Qantas also reserved the right ‘not to award the bonus to an employee group that engages in any action that harms the Qantas Group or any Qantas Group Company, or on other reasonable grounds’.
In June 2019, unions commenced a general protections claim against Qantas (naming its executive manager in employee relations as an accessory). They argued the conditions for the bonus amounted to a threat to withhold the bonus if employees exercised workplace rights to bargain and/or take protected industrial action in support of claims for the new enterprise agreements. The unions argued this was an unlawful threat to take adverse action if employees exercised their workplace rights.
The claim raises a legal issue that frequently arises in adverse action cases. If Qantas was to withhold a bonus to a group of employees engaging in lawful protected action because of the harm caused by the action, it would no doubt argue that the fact the lawful protected action was taken had nothing to do with the decision to withhold the bonus.
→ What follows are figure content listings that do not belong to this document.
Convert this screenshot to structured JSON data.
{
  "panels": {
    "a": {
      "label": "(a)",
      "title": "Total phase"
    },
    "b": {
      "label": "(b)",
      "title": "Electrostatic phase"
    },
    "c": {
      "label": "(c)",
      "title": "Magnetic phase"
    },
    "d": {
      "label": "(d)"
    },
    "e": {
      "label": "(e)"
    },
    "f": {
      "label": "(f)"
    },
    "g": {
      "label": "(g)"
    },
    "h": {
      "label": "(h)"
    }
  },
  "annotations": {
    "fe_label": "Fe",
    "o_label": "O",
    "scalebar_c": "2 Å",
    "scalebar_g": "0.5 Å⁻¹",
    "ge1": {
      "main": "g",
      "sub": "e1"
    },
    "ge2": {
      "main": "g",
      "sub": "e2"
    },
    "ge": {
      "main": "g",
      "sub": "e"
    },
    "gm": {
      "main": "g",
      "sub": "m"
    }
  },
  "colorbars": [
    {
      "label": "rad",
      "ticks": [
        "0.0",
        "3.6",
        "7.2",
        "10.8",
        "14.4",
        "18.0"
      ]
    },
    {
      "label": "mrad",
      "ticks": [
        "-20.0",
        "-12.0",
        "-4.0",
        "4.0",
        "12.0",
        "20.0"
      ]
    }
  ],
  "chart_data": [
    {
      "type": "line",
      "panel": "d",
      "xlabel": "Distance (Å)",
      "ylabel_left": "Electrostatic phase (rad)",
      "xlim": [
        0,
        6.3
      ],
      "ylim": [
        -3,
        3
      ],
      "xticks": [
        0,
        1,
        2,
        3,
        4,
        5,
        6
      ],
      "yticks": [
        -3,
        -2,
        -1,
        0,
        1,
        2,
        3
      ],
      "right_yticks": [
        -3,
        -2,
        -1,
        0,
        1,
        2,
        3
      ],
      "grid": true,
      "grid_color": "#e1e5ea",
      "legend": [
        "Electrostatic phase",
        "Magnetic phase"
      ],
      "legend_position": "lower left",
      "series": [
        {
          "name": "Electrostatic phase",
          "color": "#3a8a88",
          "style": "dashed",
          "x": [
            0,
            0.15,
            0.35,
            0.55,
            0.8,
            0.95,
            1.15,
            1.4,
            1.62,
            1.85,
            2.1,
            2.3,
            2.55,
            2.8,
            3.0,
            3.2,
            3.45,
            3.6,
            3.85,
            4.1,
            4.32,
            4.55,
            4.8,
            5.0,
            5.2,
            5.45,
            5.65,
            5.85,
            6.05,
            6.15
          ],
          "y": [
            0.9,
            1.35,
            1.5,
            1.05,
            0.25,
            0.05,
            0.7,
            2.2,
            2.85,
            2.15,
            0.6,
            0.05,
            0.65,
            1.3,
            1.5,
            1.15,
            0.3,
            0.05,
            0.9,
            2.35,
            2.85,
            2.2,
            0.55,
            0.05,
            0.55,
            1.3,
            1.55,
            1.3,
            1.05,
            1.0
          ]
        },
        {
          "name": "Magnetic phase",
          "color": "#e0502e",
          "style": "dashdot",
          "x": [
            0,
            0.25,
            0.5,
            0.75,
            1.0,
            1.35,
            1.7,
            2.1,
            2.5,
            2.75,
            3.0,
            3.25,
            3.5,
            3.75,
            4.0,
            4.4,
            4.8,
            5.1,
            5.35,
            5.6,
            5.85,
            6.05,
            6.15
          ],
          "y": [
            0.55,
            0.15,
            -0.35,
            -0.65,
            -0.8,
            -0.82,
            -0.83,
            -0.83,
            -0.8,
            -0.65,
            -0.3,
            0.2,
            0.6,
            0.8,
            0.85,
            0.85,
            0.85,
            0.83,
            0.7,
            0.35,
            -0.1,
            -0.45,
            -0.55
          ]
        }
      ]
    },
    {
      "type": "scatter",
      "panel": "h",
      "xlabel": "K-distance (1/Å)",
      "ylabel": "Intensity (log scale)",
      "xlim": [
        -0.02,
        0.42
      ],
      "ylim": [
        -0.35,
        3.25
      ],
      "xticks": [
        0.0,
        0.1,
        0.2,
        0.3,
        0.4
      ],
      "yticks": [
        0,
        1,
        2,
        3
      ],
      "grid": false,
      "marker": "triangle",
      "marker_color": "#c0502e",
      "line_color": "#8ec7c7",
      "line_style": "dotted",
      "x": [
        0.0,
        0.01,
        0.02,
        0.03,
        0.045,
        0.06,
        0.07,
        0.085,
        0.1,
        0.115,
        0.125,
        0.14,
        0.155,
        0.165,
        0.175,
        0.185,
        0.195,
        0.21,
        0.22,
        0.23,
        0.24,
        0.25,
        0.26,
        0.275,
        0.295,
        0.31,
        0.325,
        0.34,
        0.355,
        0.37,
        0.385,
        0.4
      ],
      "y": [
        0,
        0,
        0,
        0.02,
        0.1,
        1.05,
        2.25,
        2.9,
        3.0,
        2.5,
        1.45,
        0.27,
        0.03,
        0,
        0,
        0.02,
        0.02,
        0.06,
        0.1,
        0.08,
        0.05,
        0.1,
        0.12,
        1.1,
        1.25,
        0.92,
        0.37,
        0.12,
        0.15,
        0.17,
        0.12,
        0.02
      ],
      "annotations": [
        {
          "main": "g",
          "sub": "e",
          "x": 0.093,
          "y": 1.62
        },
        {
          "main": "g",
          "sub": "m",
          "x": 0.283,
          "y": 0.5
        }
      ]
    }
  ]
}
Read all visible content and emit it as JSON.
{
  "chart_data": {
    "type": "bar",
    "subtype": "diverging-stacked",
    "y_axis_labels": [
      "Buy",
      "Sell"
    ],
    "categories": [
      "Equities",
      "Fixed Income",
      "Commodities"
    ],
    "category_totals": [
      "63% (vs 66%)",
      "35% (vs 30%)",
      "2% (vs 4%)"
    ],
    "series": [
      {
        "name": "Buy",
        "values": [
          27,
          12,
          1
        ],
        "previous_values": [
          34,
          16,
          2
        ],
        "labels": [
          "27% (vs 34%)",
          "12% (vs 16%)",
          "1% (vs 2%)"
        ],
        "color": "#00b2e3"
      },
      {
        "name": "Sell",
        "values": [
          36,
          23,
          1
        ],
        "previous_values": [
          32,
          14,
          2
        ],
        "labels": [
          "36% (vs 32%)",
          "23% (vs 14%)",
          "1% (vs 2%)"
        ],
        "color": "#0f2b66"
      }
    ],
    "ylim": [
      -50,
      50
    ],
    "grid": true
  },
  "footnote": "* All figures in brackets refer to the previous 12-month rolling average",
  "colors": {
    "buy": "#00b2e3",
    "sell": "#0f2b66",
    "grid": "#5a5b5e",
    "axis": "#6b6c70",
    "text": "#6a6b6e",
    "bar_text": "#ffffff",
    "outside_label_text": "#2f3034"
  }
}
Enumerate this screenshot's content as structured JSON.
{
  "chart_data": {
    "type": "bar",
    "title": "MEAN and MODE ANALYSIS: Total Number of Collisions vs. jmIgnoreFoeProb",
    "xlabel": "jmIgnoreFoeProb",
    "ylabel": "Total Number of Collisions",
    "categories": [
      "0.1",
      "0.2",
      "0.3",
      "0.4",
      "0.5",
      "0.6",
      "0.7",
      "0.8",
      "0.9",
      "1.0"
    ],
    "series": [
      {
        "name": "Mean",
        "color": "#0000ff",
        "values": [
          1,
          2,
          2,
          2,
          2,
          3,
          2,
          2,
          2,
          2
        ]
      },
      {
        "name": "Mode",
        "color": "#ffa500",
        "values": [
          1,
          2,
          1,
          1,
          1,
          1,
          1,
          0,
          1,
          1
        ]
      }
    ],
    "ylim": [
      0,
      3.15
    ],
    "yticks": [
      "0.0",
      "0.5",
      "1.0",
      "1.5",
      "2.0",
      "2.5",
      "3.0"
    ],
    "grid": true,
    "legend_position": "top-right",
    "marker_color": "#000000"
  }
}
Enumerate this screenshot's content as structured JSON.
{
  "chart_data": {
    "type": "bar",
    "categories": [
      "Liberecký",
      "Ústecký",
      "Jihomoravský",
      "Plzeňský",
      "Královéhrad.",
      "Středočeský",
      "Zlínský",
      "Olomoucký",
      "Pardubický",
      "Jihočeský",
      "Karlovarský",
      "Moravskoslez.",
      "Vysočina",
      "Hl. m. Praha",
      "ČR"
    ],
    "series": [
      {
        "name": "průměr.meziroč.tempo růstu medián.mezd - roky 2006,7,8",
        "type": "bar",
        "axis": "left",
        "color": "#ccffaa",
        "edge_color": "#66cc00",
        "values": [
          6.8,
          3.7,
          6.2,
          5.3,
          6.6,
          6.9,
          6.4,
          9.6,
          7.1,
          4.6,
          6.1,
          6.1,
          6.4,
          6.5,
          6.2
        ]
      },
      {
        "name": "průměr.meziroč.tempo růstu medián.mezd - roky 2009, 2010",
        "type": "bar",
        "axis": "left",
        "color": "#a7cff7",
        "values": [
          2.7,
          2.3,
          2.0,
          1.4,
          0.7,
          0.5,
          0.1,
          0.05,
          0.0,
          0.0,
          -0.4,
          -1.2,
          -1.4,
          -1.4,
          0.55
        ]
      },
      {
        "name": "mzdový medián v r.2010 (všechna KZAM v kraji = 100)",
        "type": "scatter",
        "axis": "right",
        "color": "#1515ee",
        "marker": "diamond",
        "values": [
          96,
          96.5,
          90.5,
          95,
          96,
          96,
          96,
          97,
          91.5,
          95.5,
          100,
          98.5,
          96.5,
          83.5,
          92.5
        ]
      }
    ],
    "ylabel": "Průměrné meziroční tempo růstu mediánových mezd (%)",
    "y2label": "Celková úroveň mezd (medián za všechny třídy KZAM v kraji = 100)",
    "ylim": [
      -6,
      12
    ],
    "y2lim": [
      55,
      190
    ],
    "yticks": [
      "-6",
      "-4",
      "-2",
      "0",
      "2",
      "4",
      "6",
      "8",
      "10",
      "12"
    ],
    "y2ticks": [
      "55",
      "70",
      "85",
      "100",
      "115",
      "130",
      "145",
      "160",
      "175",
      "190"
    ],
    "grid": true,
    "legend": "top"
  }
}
Instead they would argue it was the impact of the action that motivated the exercise of the discretion not to pay the bonus. It would then be up to the Court to discern whether the effect of industrial action could be sensibly disentangled from the action itself in determining what was in the mind of the decision-maker.
A secondary issue is whether the threat to withhold payment of a bonus, to which a discretion to pay is expressly predicated on satisfaction of certain conditions, can amount to adverse action. An employer takes adverse action against an employee if it discriminates between the employee and other employees. Is this discrimination or less favourable treatment of Qantas taking lawful industrial action because they are taking the action or because of the effect of it? It might be indirect discrimination in that striking Qantas employees are less likely to meet the condition – however it is not yet settled that the general protections provisions contemplate indirect discrimination.
A separate feature of the bonus is that it is expressed to be inclusive of any required superannuation contribution. Superannuation Guarantee contributions are deducted from the $2,000 or $1,500 bonus amount e.g. a full-time employee with a 10% superannuation contribution rate will receive a superannuation contribution of $181.82 and a gross cash payment of $1,818.18 less tax. Qantas asserts it can do this, despite the fact that a bonus cash payment is ordinary time earnings for the purposes of the Superannuation Guarantee (Administration) Act.
Arguably, if an employer states an employee will be eligible for a cash bonus of a certain amount and a decision is made to award that bonus, then Superannuation Guarantee contributions are payable on top of that amount, unless it is made expressly clear to the employee that the actual cash amount of the bonus will be grossed down to offset the SG liability.